Yang prepares a letter asking Angelica to get in touch

Yang waited until the end of the day. Then, she called the clinic to see if Angelica had gone for her shot. She had not. Yang would have to block off another half day to visit Huron again. But she had three dozen other cases to deal with.

States in the South and West have seen the highest syphilis rates in recent years. In 2017, 64 babies in Fresno County were born with syphilis test at a rate of 440 babies per 100,000 live births. About 19 times the national rate. While the county had managed to lower case counts in the two years that followed, the pandemic threatened to unravel that progress, forcing STD staffers to do COVID-19 contact tracing, pausing field visits to find infected people and scaring patients from seeking care. Yang’s colleague handled three stillbirth cases in 2020. In each, the woman was never diagnosed with syphilis because she feared catching the coronavirus and skipped prenatal care.

The job of prevention

Yang, whose caseload peaked at 70 during a COVID-19 surge, knew she could not handle them all as thoroughly as she’d like. “When another investigator mentored me, he said: ‘You’re not a superhero. You can’t save everybody,’” she said. She prioritises men who have sex with men because there’s a higher prevalence of syphilis in that population and pregnant people because of the horrific consequences for babies.

The job of a disease intervention specialist isn’t for everyone. It means meeting patients whenever and wherever they are available. And in the mop closet of a bus station, in a quiet parking lot to inform them about the disease. Then, extract the names of sex partners and encourage treatment. Patients are often reluctant to talk.

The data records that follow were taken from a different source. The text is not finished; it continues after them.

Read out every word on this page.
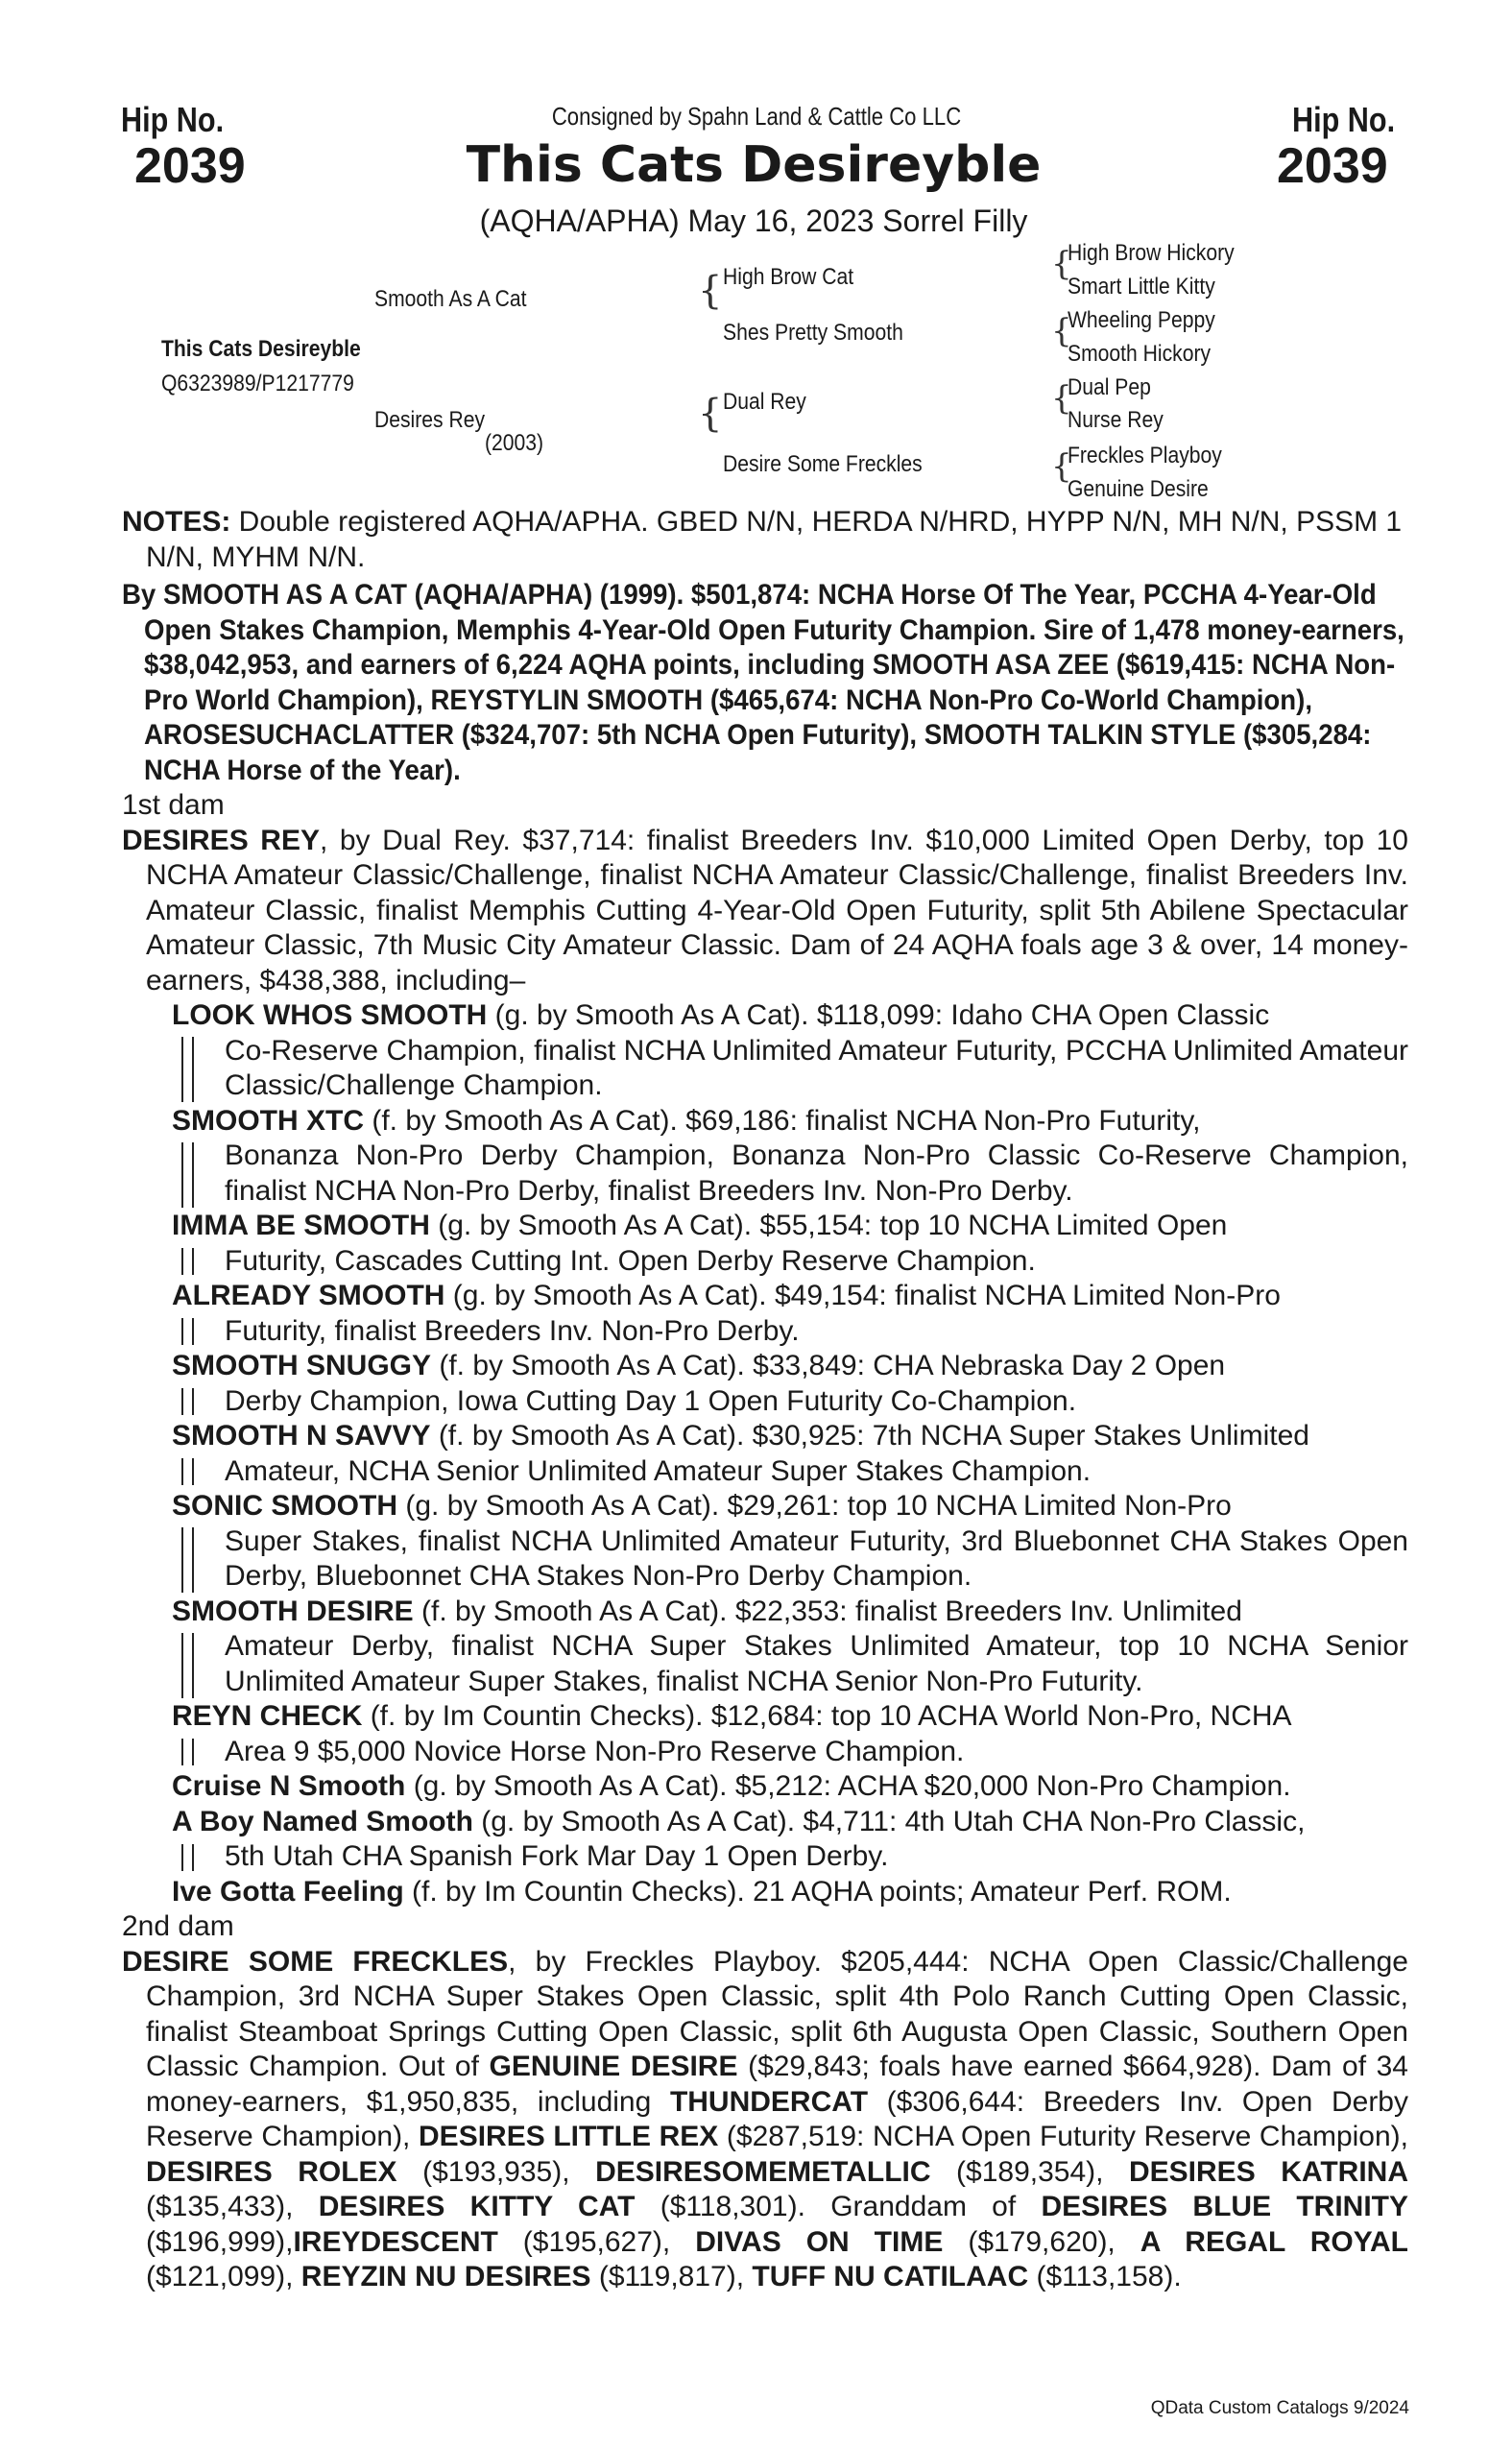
Hip No.
2039
Hip No.
2039
Consigned by Spahn Land & Cattle Co LLC
This Cats Desireyble
(AQHA/APHA) May 16, 2023 Sorrel Filly
This Cats Desireyble
Q6323989/P1217779
Smooth As A Cat
Desires Rey
(2003)
{ High Brow Cat
Shes Pretty Smooth
{ Dual Rey
Desire Some Freckles
{
High Brow Hickory
Smart Little Kitty
{
Wheeling Peppy
Smooth Hickory
{
Dual Pep
Nurse Rey
{
Freckles Playboy
Genuine Desire

NOTES: Double registered AQHA/APHA. GBED N/N, HERDA N/HRD, HYPP N/N, MH N/N, PSSM 1 N/N, MYHM N/N.

By SMOOTH AS A CAT (AQHA/APHA) (1999). $501,874: NCHA Horse Of The Year, PCCHA 4-Year-Old Open Stakes Champion, Memphis 4-Year-Old Open Futurity Champion. Sire of 1,478 money-earners, $38,042,953, and earners of 6,224 AQHA points, including SMOOTH ASA ZEE ($619,415: NCHA Non-Pro World Champion), REYSTYLIN SMOOTH ($465,674: NCHA Non-Pro Co-World Champion), AROSESUCHACLATTER ($324,707: 5th NCHA Open Futurity), SMOOTH TALKIN STYLE ($305,284: NCHA Horse of the Year).

1st dam

DESIRES REY, by Dual Rey. $37,714: finalist Breeders Inv. $10,000 Limited Open Derby, top 10 NCHA Amateur Classic/Challenge, finalist NCHA Amateur Classic/Challenge, finalist Breeders Inv. Amateur Classic, finalist Memphis Cutting 4-Year-Old Open Futurity, split 5th Abilene Spectacular Amateur Classic, 7th Music City Amateur Classic. Dam of 24 AQHA foals age 3 & over, 14 money-earners, $438,388, including–

LOOK WHOS SMOOTH (g. by Smooth As A Cat). $118,099: Idaho CHA Open Classic

Co-Reserve Champion, finalist NCHA Unlimited Amateur Futurity, PCCHA Unlimited Amateur Classic/Challenge Champion.

SMOOTH XTC (f. by Smooth As A Cat). $69,186: finalist NCHA Non-Pro Futurity,

Bonanza Non-Pro Derby Champion, Bonanza Non-Pro Classic Co-Reserve Champion, finalist NCHA Non-Pro Derby, finalist Breeders Inv. Non-Pro Derby.

IMMA BE SMOOTH (g. by Smooth As A Cat). $55,154: top 10 NCHA Limited Open

Futurity, Cascades Cutting Int. Open Derby Reserve Champion.

ALREADY SMOOTH (g. by Smooth As A Cat). $49,154: finalist NCHA Limited Non-Pro

Futurity, finalist Breeders Inv. Non-Pro Derby.

SMOOTH SNUGGY (f. by Smooth As A Cat). $33,849: CHA Nebraska Day 2 Open

Derby Champion, Iowa Cutting Day 1 Open Futurity Co-Champion.

SMOOTH N SAVVY (f. by Smooth As A Cat). $30,925: 7th NCHA Super Stakes Unlimited

Amateur, NCHA Senior Unlimited Amateur Super Stakes Champion.

SONIC SMOOTH (g. by Smooth As A Cat). $29,261: top 10 NCHA Limited Non-Pro

Super Stakes, finalist NCHA Unlimited Amateur Futurity, 3rd Bluebonnet CHA Stakes Open Derby, Bluebonnet CHA Stakes Non-Pro Derby Champion.

SMOOTH DESIRE (f. by Smooth As A Cat). $22,353: finalist Breeders Inv. Unlimited

Amateur Derby, finalist NCHA Super Stakes Unlimited Amateur, top 10 NCHA Senior Unlimited Amateur Super Stakes, finalist NCHA Senior Non-Pro Futurity.

REYN CHECK (f. by Im Countin Checks). $12,684: top 10 ACHA World Non-Pro, NCHA

Area 9 $5,000 Novice Horse Non-Pro Reserve Champion.

Cruise N Smooth (g. by Smooth As A Cat). $5,212: ACHA $20,000 Non-Pro Champion.

A Boy Named Smooth (g. by Smooth As A Cat). $4,711: 4th Utah CHA Non-Pro Classic,

5th Utah CHA Spanish Fork Mar Day 1 Open Derby.

Ive Gotta Feeling (f. by Im Countin Checks). 21 AQHA points; Amateur Perf. ROM.

2nd dam

DESIRE SOME FRECKLES, by Freckles Playboy. $205,444: NCHA Open Classic/Challenge Champion, 3rd NCHA Super Stakes Open Classic, split 4th Polo Ranch Cutting Open Classic, finalist Steamboat Springs Cutting Open Classic, split 6th Augusta Open Classic, Southern Open Classic Champion. Out of GENUINE DESIRE ($29,843; foals have earned $664,928). Dam of 34 money-earners, $1,950,835, including THUNDERCAT ($306,644: Breeders Inv. Open Derby Reserve Champion), DESIRES LITTLE REX ($287,519: NCHA Open Futurity Reserve Champion), DESIRES ROLEX ($193,935), DESIRESOMEMETALLIC ($189,354), DESIRES KATRINA ($135,433), DESIRES KITTY CAT ($118,301). Granddam of DESIRES BLUE TRINITY ($196,999),IREYDESCENT ($195,627), DIVAS ON TIME ($179,620), A REGAL ROYAL ($121,099), REYZIN NU DESIRES ($119,817), TUFF NU CATILAAC ($113,158).

QData Custom Catalogs 9/2024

They can get belligerent, upset that “the government” has their personal information or shattered at the thought that a partner is likely cheating on them. Salaries typically start in the low $40,000s.

A solution to the problem

Jena Adams, Yang’s supervisor, has eight investigators working on HIV and syphilis. In the middle of 2020, she lost two and replaced them only recently. “It’s been exhausting,” Adams said. She has only one specialist trained to take blood samples in the field. Crucial to guarantee that the partners of those who test positive for syphilis also get tested. Adams wants to get phlebotomy training for the rest of her staff, but it’s $2,000 per person. The department also has no one in the field who can administer penicillin injections. That would have been key when Yang met Angelica. For a while, a nurse who worked in the tuberculosis program would ride along to give penicillin shots on a volunteer basis. Then he, too, left the health department.